Privacy, data privacy, and differential privacy

Date:

Abstract

This talk beckons inquisitive audiences to explore the intricacies of data privacy. We journey back to the late 19th century, when the concept of privacy crystallised as a legal right. This change was spurred by the vexations of a socialite’s husband, harried by tabloids during the emergence of yellow journalism and film photography. In today’s era, marked by the rise of digital technologies, data science, and generative AI, data privacy has surged to become a major concern for nearly every organisation. Differential privacy (DP), rooted in cryptography, epitomises a significant advancement in balancing data privacy with data utility. Yet, as DP garners attention, it unveils complex challenges and misconceptions that confound even seasoned experts. Through a statistical lens, we examine these nuances. Central to our discussion is DP’s commitment to curbing the relative risk of individual data disclosure, unperturbed by an adversary’s prior knowledge, via the premise that posterior-to-prior ratios are constrained by extreme likelihood ratios. A stumbling block surfaces when ‘individual privacy’ is delineated by counterfactually manipulating static individual data values, without considering their interdependencies. Alarmingly, this static viewpoint, flagged for its shortcomings for over a decade (Kifer and Machanavajjhala, 2011, ACM; Tschantz, Sen, and Datta, 2022, IEEE), continues to overshadow DP narratives, leading to the erroneous but widespread belief that DP is impervious to adversaries’ prior knowledge.

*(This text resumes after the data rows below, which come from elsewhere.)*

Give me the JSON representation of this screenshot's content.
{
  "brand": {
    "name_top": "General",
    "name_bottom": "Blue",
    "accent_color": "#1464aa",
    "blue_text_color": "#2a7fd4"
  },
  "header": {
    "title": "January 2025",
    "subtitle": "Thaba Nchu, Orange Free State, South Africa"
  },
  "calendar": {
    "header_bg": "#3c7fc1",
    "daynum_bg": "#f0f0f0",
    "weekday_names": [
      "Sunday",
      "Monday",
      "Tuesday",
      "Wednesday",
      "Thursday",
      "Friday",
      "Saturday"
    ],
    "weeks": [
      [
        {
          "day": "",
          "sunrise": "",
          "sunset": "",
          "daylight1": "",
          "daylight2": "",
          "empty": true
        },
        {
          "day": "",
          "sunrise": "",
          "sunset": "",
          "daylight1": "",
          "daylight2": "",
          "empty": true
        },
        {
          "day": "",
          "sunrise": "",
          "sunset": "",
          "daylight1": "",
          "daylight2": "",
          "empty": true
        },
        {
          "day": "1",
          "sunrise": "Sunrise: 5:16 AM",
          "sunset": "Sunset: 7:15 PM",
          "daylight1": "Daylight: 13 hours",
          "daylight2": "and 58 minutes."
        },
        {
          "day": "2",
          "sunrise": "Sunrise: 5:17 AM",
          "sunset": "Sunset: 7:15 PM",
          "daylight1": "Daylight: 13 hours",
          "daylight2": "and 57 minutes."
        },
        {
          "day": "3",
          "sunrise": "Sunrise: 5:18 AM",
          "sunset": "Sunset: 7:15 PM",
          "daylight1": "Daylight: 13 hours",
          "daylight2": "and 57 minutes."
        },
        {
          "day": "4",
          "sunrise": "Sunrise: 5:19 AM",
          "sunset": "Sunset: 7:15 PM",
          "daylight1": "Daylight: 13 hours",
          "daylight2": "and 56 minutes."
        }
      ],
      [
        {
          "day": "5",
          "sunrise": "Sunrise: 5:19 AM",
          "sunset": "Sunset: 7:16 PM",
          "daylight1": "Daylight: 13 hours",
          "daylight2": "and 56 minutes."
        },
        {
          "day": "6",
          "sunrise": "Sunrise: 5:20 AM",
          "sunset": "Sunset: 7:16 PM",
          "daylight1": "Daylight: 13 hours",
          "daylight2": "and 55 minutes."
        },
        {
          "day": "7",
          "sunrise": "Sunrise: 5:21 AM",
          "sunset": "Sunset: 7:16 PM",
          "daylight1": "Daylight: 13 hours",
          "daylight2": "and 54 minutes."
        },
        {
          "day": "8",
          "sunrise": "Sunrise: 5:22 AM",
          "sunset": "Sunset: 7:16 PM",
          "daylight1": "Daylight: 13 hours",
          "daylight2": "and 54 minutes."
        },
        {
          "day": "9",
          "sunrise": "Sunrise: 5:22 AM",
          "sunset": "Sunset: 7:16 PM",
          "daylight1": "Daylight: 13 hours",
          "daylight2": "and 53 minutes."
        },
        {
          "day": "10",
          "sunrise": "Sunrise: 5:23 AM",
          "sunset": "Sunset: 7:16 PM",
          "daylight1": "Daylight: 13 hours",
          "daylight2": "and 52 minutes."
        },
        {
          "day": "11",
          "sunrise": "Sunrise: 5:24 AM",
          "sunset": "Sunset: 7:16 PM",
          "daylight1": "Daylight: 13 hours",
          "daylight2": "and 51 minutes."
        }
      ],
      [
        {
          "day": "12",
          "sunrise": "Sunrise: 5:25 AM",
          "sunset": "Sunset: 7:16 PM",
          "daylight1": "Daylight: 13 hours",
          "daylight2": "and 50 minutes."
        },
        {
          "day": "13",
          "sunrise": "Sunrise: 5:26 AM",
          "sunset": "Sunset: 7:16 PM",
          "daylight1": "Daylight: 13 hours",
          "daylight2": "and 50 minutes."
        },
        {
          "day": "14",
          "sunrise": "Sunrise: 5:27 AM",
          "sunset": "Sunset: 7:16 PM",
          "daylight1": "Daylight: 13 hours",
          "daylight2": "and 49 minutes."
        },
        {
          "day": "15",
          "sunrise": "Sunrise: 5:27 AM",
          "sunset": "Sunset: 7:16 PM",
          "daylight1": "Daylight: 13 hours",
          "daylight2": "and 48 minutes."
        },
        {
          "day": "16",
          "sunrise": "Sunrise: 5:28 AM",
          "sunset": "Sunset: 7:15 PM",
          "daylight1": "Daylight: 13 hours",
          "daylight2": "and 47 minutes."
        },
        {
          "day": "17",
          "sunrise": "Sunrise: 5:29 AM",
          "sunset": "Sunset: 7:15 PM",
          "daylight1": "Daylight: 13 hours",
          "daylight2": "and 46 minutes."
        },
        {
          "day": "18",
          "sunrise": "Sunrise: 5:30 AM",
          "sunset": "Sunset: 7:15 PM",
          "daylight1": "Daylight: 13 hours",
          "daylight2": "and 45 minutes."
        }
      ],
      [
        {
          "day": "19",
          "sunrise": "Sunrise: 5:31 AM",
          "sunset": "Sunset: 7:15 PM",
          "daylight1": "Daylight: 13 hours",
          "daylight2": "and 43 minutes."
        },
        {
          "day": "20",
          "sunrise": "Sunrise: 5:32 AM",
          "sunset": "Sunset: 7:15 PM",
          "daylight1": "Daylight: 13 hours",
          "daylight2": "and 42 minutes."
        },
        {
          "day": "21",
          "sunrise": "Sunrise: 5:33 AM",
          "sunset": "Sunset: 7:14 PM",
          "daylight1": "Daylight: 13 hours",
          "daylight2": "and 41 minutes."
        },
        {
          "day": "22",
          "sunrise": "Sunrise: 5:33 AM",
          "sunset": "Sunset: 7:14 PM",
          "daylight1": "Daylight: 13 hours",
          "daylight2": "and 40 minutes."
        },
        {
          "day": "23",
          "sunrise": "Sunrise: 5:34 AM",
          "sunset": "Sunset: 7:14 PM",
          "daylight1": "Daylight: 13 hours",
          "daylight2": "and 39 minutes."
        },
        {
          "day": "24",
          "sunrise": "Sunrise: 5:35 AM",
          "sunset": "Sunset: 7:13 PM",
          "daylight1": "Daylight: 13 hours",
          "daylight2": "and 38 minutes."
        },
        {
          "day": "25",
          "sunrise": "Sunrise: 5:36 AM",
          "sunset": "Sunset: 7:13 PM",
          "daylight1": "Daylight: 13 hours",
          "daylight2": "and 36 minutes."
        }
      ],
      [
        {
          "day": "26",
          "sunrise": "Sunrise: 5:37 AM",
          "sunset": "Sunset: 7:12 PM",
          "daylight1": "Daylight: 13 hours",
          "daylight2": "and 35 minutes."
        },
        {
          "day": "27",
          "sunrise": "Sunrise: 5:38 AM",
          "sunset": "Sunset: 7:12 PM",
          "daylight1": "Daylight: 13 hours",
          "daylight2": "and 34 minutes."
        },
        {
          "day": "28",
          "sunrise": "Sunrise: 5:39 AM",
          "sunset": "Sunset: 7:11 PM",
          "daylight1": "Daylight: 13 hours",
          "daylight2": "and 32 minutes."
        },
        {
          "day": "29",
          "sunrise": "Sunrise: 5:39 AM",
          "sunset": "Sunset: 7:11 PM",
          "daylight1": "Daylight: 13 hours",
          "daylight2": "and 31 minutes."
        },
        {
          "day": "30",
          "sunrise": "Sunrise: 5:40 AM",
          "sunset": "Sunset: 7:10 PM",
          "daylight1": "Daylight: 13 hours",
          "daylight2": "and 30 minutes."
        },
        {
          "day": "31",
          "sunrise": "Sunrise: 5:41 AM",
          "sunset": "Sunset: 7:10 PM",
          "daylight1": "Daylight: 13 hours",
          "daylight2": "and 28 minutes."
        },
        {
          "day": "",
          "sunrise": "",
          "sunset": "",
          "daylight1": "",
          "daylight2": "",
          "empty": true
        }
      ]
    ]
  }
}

Turning to Warner’s (1965, JASA) randomised response mechanism—the first recorded instance of a DP mechanism—we show how DP’s mathematical assurances can crumble to an arbitrary degree when adversaries grasp the interplay among individuals. Drawing a parallel, it’s akin to the folly of solely quarantining symptomatic individuals to thwart an airborne disease’s spread. Thus, embracing a statistical perspective on data, seeing them as accidental manifestations of underlying essential information constructs, is as vital for bolstering data privacy as it is for rigorous data analysis.

Finally, unifying the many types of DP as different kinds of Lipschitz continuity on the data release mechanism (hence the ‘differential’ in differential privacy), we elicit from existing literature five necessary building blocks for a DP specification. They are, in order of mathematical prerequisite, the protection domain (data space), the scope of protection (data multiverse), the protection unit (unit for data perturbation), the standard of protection (measure for output variations), and the intensity of protection (privacy loss budget). In simple terms, these are respectively the “what”, “where”, “who”, “how”, and “how much” questions of DP. We answer these questions for data swapping—a traditional statistical disclosure control method used, for example, in the 1990, 2000 and 2010 US Decennial Censuses—drawing parallels with the recent implementation of DP in their 2020 Census and unveiling the nuances and potential pitfalls in employing DP as a theoretical yardstick for privacy methodologies.